Two years ago I unwittingly created an image for myself and now I'm beginning to regret it. It's not who I am. I'm realizing just how many people think they know me and actually don't. I'm not sad. I'm currently very content with myself, my family, my friends, and my place in life.


I'm not quiet and I'm not reserved, I just find I often have to restrain myself from talking so as not to upset anyone or make myself look bad. Sometimes I just don't feel I have much to say.

When I stand and look at my feet, it's not because I'm trying to hide that I'm upset, it's because I'm thinking about my own things rather than what's around me.

I don't smile constantly like a doofus, most of the time I allow my face to relax and this doesn't mean I'm upset. I just don't feel I need to smile. I'm serious a lot of the time.

At this point in time, I've more or less sorted out my priorities and feel that my life is steadying out and I hate to think that I'm thought of as a sad girl with a poor self-image.

Thursday, February 16, 2006

Dinner.

Here I am, highly caffeinated.

So many people at my school make judgments based upon clothing and physical appearance. I have maybe five people come up to me everyday and tell me what I'm wearing and sharing with me their opinions.

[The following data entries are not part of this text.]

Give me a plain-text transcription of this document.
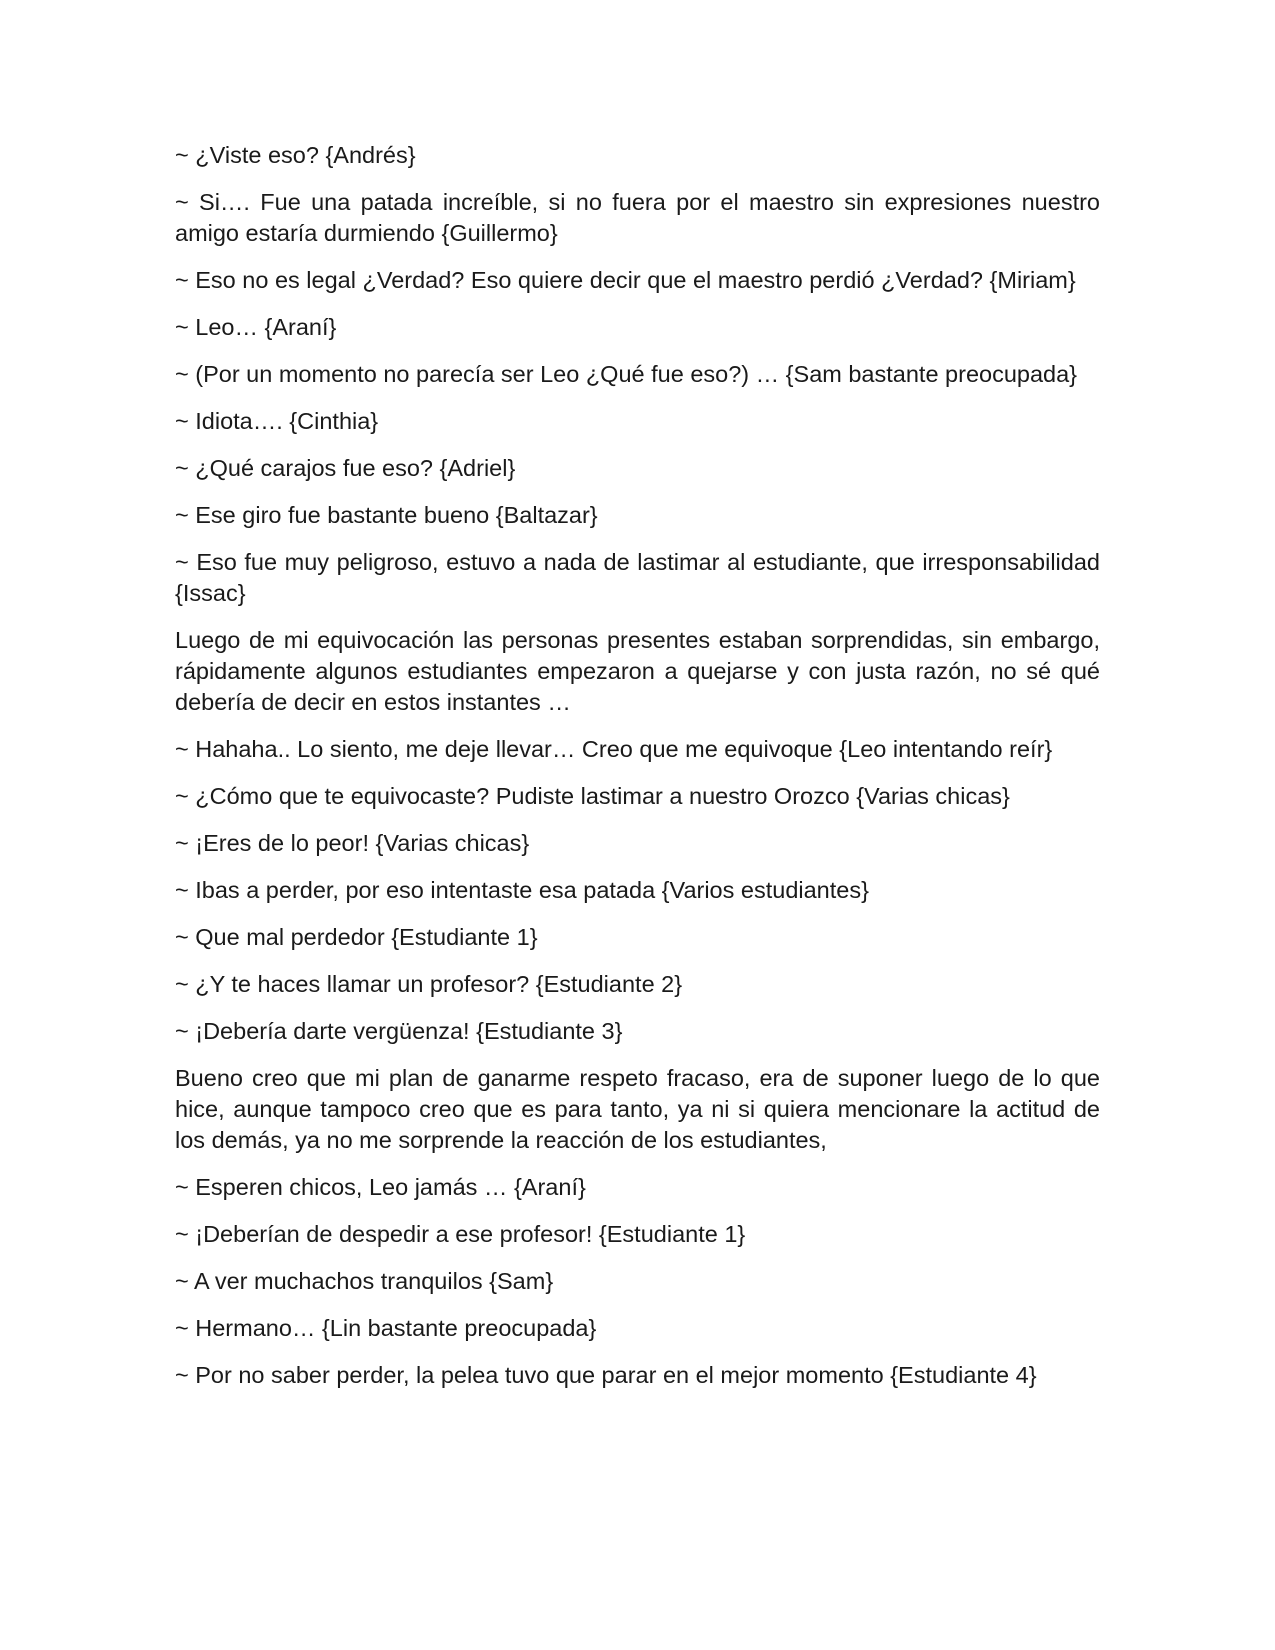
~ ¿Viste eso? {Andrés}

~ Si…. Fue una patada increíble, si no fuera por el maestro sin expresiones nuestro amigo estaría durmiendo {Guillermo}

~ Eso no es legal ¿Verdad? Eso quiere decir que el maestro perdió ¿Verdad? {Miriam}

~ Leo… {Araní}

~ (Por un momento no parecía ser Leo ¿Qué fue eso?) … {Sam bastante preocupada}

~ Idiota…. {Cinthia}

~ ¿Qué carajos fue eso? {Adriel}

~ Ese giro fue bastante bueno {Baltazar}

~ Eso fue muy peligroso, estuvo a nada de lastimar al estudiante, que irresponsabilidad {Issac}

Luego de mi equivocación las personas presentes estaban sorprendidas, sin embargo, rápidamente algunos estudiantes empezaron a quejarse y con justa razón, no sé qué debería de decir en estos instantes …

~ Hahaha.. Lo siento, me deje llevar… Creo que me equivoque {Leo intentando reír}

~ ¿Cómo que te equivocaste? Pudiste lastimar a nuestro Orozco {Varias chicas}

~ ¡Eres de lo peor! {Varias chicas}

~ Ibas a perder, por eso intentaste esa patada {Varios estudiantes}

~ Que mal perdedor {Estudiante 1}

~ ¿Y te haces llamar un profesor? {Estudiante 2}

~ ¡Debería darte vergüenza! {Estudiante 3}

Bueno creo que mi plan de ganarme respeto fracaso, era de suponer luego de lo que hice, aunque tampoco creo que es para tanto, ya ni si quiera mencionare la actitud de los demás, ya no me sorprende la reacción de los estudiantes,

~ Esperen chicos, Leo jamás … {Araní}

~ ¡Deberían de despedir a ese profesor! {Estudiante 1}

~ A ver muchachos tranquilos {Sam}

~ Hermano… {Lin bastante preocupada}

~ Por no saber perder, la pelea tuvo que parar en el mejor momento {Estudiante 4}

I just want to scream in their faces "I DON'T FREAKING CARE!!" Clothing really doesn't matter much to me. I wear what I wear and I don't really think further than that. I don't seriously contemplate what I put on and after it's on I don't think about it at all. I had a girl come up to me today and say "Maria, you're wearing a brown shirt." Do you really need to tell me? What, I can't see for myself what the hell I'm wearing? I hate when people state the obvious.

I miss Puerto Rico. I'll live there one day, not forever, but for a little bit. I didn't like going with the class, they took us to the wrong places. It was dirty. When I was there at Christmas, it was so beautiful, so tropical. Everything tasted, looked, felt and smelled tropical. I want to go back and feel that again, feel like I'm part of nature. I feel so dirty in the city, surrounded by power plants and sidewalks. I want to be beautiful again. I want to be part of the Earth.

Thursday, February 02, 2006

Hello, Community College!

I just got my midterm grades back, and well, they're ok. I got a 96 in English that I'm pretty happy with. The rest of my grades are Bs though. I mean, I know, Bs aren't great, but it's not like I'm failing, or even average, you know?

Anyways, my mom, upon hearing this, went crazy. I'm a C-student, I'm going to community college because no Harvard or even any decent school is going to accept me with grades like these (note: I'm not planning on even applying to Harvard and I have three-and-a-half-freaking-years to raise my stupid GPA and decide to which freaking college I want to freaking go to). So my life is going nowhere and I'm going to end up being poor and wishing I had gotten an A on my 9th grade Physics midterm.